Sadly, yes. Bhante’s existing audio recordings will eventually no longer match Bhante’s translations. For example, “identity view” has become “substantialist view”. The robot narrators, in contrast, automatically follow all SuttaCentral translations as they are published, so the robots will speak according to what is written.

Importantly, we should all be aware that robots make mistakes. We tend to assume robots are free of mistakes given their monotonous repetitiveness. Robots make mistakes. And we cannot fully trust these robot narrators because they make mistakes. We have to listen mindfully. One perfect example is the word “bow”, which has two (2) pronunciations. These pronunciations differ in semantic meaning. There is a bow And there is a bow The Buddha uses both these terms. So please note that the robots always make a mistake here and use the same pronunciation for both. This is bad, but I could not fix it. So please be mindful as you listen to the robots. Robots make mistakes.

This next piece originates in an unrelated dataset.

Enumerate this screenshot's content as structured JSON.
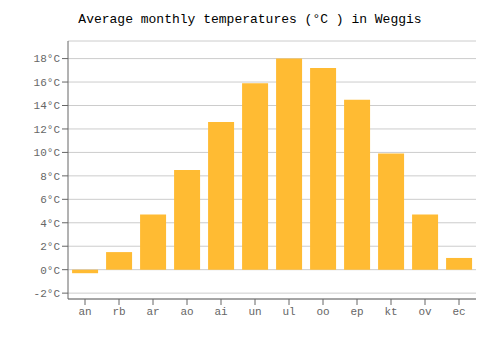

Ideally, humans should just chant the suttas together as we all did in the past. Logistically, that is really hard to manage. So the robots are a poor approximation for what we really should be doing.

Finally, although it is technically possible to capture the sense of an individual human’s voice and reapply it in TTS so that it seems like that human, the prospect of training an AI voice to speak the Dhamma as an avatar for a deceased monastic is simply horrific. This is why I would strongly object to training any robot narrator to sound like an actual follower of the Teachings. The potential for harm there is enormous. It is very very unethical because it is based on deceit.

mn8:12.32 ‘Others will be deceitful, but here we will not be deceitful.’

Please let us not upload our own voices to SC-Voice to speak on our behalf. I believe that to do so would not be ethical.